JEPANG – Pihak Fast Retailing Jepang, pemilik merek pakaian Uniqlo mengatakan bahwa pasar luar negeri mereka mendorong pertumbuhan keuntungan selama kuartal pertama.
Hal ini terjadi bahkan ketika penjualan menurun di dalam negeri dan di Cina, yang kemudian menunjukkan kebalikan dari keadaan beberapa tahun terakhir ketika Cina dan Jepang menjadi pendorong pertumbuhan penjualan dan keuntungan yang besar bagi pengecer.
Keuntungan operasional naik 5,6% menjadi 119,4 miliar yen (sekitar 14,8 triliun rupiah) hanya dalam tiga bulan, yang penghitungannya berakhir pada 30 November lalu. Menurut rata-rata perkiraan dari Refinitiv, kenaikan mengalahkan konsensus pasar 102,6 miliar yen.
Perusahaan kemudian berencana mempertahankan prakiraannya untuk laba operasi yang naik 8,4% menjadi 270 miliar yen pada tahun fiskal yang berakhir pada Agustus.

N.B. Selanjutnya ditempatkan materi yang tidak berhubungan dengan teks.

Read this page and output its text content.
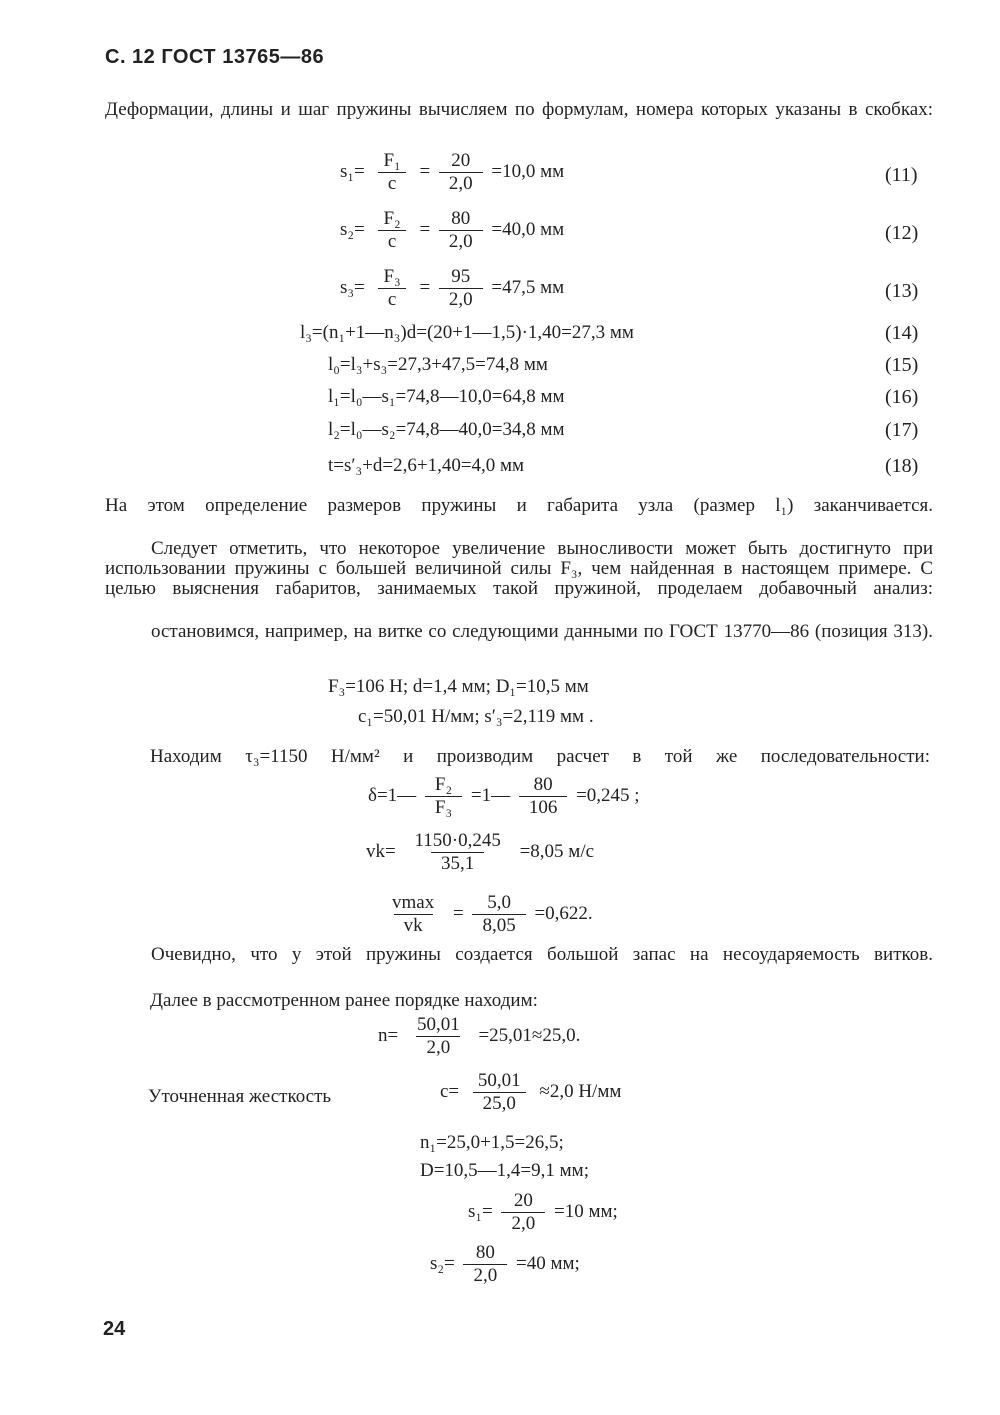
С. 12 ГОСТ 13765—86
Деформации, длины и шаг пружины вычисляем по формулам, номера которых указаны в скобках:
$s_1= \frac{\text{F₁}}{c} = \frac{20}{2,0} =10,0$ мм	(11)
$s_2= \frac{\text{F₂}}{c} = \frac{80}{2,0} =40,0$ мм	(12)
$s_3= \frac{\text{F₃}}{c} = \frac{95}{2,0} =47,5$ мм	(13)
l₃=(n₁+1—n₃)d=(20+1—1,5)·1,40=27,3 мм	(14)
l₀=l₃+s₃=27,3+47,5=74,8 мм	(15)
l₁=l₀—s₁=74,8—10,0=64,8 мм	(16)
l₂=l₀—s₂=74,8—40,0=34,8 мм	(17)
t=s′₃+d=2,6+1,40=4,0 мм	(18)
На этом определение размеров пружины и габарита узла (размер l₁) заканчивается.
Следует отметить, что некоторое увеличение выносливости может быть достигнуто при использовании пружины с большей величиной силы F₃, чем найденная в настоящем примере. С целью выяснения габаритов, занимаемых такой пружиной, проделаем добавочный анализ:
остановимся, например, на витке со следующими данными по ГОСТ 13770—86 (позиция 313).
F₃=106 Н; d=1,4 мм; D₁=10,5 мм
c₁=50,01 Н/мм; s′₃=2,119 мм .
Находим τ₃=1150 Н/мм² и производим расчет в той же последовательности:
δ=1— $\frac{\text{F₂}}{\text{F₃}}$ =1— $\frac{80}{106} =0,245$ ;
$vk= \frac{1150\cdot 0,245}{35,1} =8,05$ м/с
$\frac{vmax}{vk} = \frac{5,0}{8,05} =0,622$.
Очевидно, что у этой пружины создается большой запас на несоударяемость витков.
Далее в рассмотренном ранее порядке находим:
$n= \frac{50,01}{2,0} =25,01\approx 25,0$.
Уточненная жесткость	$c= \frac{50,01}{25,0} \approx 2,0$ Н/мм
n₁=25,0+1,5=26,5;
D=10,5—1,4=9,1 мм;
$s_1= \frac{20}{2,0} =10$ мм;
$s_2= \frac{80}{2,0} =40$ мм;
24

Bisnis internasional Uniqlo melaporkan rekor hasil kuartal pertama, yang termasuk juga di dalamnya hasil penjualan dari Asia Selatan, Amerika Utara, dan Eropa sebagai pendorong angka penjualan tersebut.
Penjualan di Cina tertekan oleh pandemi, sedangkan di Jepang, cuaca yang cenderung hangat berpengaruh pada penjualan pakaian Musim Gugur dan Musim Dingin.
Perusahaan mengatakan pada bulan Oktober bahwa mereka mengharapkan situasi pulih perlahan ke tingkat pra-pandemi seiring digiatkannya vaksinasi Covid-19 dan karena mereka membuat terobosan lebih lanjut di pasar Cina.
Fast Retailing membuka toko utama di Beijing pada bulan November yang menjadi megastore ketiganya di Cina daratan. Mereka berencana untuk membuka 100 lokasi di negara tersebut setiap tahun ke depannya.
Akan tetapi, perusahaan juga telah menandai risiko produksi yang berkelanjutan sekaligus penundaan logistik yang telah terjadi pada kelompok pakaian utama.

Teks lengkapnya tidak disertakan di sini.